A View into (a Better) Society: Archetypes in "Aesop’s Fables"
Most modern sayings or proverbs people remember come from an ancient collection of fables attributed to the Greek slave Aesop around the 5th century BC. Not a lot is known of Aesop’s life, and, over the centuries, much has been contested even with his biography Life of Aesop. However, what has not been contested is the validity of his lessons throughout time. Fables are defined by their didactic scheme, and Aesop had used this form to educate the masses by taking human traits and placing them on animals. In essence, he created human archetypes that offered a view into society in simple terms. This analysis will focus on the morals embedded in Aesop’s fables and how they help satirize and critique people in society, even today.

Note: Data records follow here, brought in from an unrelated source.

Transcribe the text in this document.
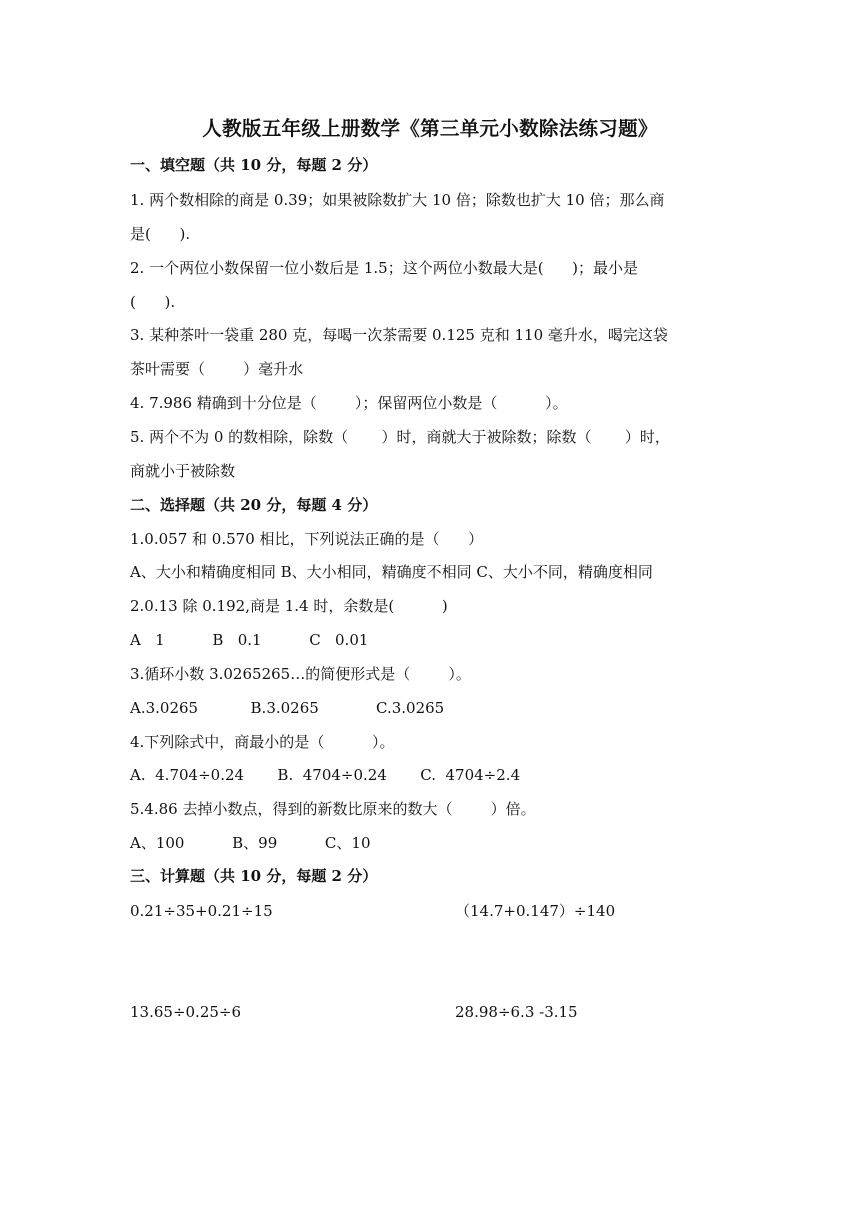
人教版五年级上册数学《第三单元小数除法练习题》
一、填空题（共 10 分，每题 2 分）
1. 两个数相除的商是 0.39；如果被除数扩大 10 倍；除数也扩大 10 倍；那么商
是(      ).
2. 一个两位小数保留一位小数后是 1.5；这个两位小数最大是(      )；最小是
(      ).
3. 某种茶叶一袋重 280 克，每喝一次茶需要 0.125 克和 110 毫升水，喝完这袋
茶叶需要（        ）毫升水
4. 7.986 精确到十分位是（        ）；保留两位小数是（          ）。
5. 两个不为 0 的数相除，除数（       ）时，商就大于被除数；除数（       ）时，
商就小于被除数
二、选择题（共 20 分，每题 4 分）
1.0.057 和 0.570 相比，下列说法正确的是（      ）
A、大小和精确度相同 B、大小相同，精确度不相同 C、大小不同，精确度相同
2.0.13 除 0.192,商是 1.4 时，余数是(          )
A   1          B   0.1          C   0.01
3.循环小数 3.0265265…的简便形式是（        ）。
A.3.0265           B.3.0265            C.3.0265
4.下列除式中，商最小的是（          ）。
A.  4.704÷0.24       B.  4704÷0.24       C.  4704÷2.4
5.4.86 去掉小数点，得到的新数比原来的数大（        ）倍。
A、100          B、99          C、10
三、计算题（共 10 分，每题 2 分）
0.21÷35+0.21÷15	（14.7+0.147）÷140
13.65÷0.25÷6	28.98÷6.3 -3.15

One of the bases of Aesop’s fables lies in their endomythium, i.e., the moral of the story. They sometimes appear as a separate line of text (e.g., “Persuasion is better than force” (43) in “The North Wind and The Sun”) or embedded in the character’s dialogue as a biting last line that conveys the story’s theme and meaning. No matter their placement within the story, the endomythium is used to underline the essence of the oral lesson, since all of Aesop’s fables use a didactic strategy in which the stories focus on someone else's mistake and critique it because “negative exempla are instructive” (Gibbs 71). For example, in “The Fox and The Goat,” the fox insults the goat for foolishly descending into the well at his pleas: “If you had as much sense in your head as you have hair in your beard you wouldn’t have got into the well without making certain that you could get out again” (73). This endomythium becomes part of the story, but it is also stressed abstractly in the proverb “Look before you leap.” The effect is of generalizing the mistake and creating archetypes associated with it: the gullible and the opportunist. Moreover, Aesop critiques the gullible goat verbally because it appears that “the verbal catastrophe of being insulted is in some sense worse than a physical catastrophe in the world of Aesop” (Gibbs 64); the verbal insult is enough to attest to whose mistake audiences pay attention to. Thus, the animals having been given human speech and mannerisms through anthropomorphism cease to act like animals and instead fully become human archetypes.
Archetypes are a natural outcome of generalizing the Aesopic fable structure of learning from someone else’s mistakes. They work on the dichotomy of the good and bad characters, meaning the ones who succeed in the end or the ones who are verbally punished for their foolishness; the animal associations enable the encompassing of most human traits and the easier understanding of them: the sly fox, the predatory wolf, the slow turtle, etc. With Aesop’s critique, the audiences learn to emulate the good qualities of these archetypes and alter the satirized bad behaviors if they want to have a good life. In “The Fox and The Stork,” the malice of the fox trying to amuse himself on behalf of the stork’s incapacity to eat from the same plate as his is punished with the same treatment from the stork, which illustrates that bad deeds always come around. As a result, the proverbs embedded in the fables infiltrate people’s minds and help guide their actions to better distance themselves from the bad archetypes: “slow and steady wins the race,” “things are not always what they seem,” “deeds speak louder than words,” etc. The association with the humanized animal characters is what allows Aesop to satirize and critique society for the purposes of educating and reforming it, in a way integrating the morals from within the fables into the world outside them.
The legendary Aesopic fables have passed through generations, from ancient times to the modern, and their moral lessons still carry an impact today. While using animals to generalize human traits and make the lesson more palatable to audiences, Aesop successfully criticized the bad seeds of society and compacted the stories’ morals in simple, abstract endomythiums that are so pertinent that they have become popular sayings.
Works Cited
Aesop, Jones V. S. Vernon, and Arthur Rackham. Aesop’s Fables. Dover Publication, 2013.
Gibbs, Laura Kathleen. Lost in a town of pigs: The Story of Aesop’s Fables. PhD. dissertation, University of California, 1999. ProQuest, proquest.com/dissertations-theses/lost-town-pigs-story-aesops-fables/docview/304520218/se-2?accountid=55846.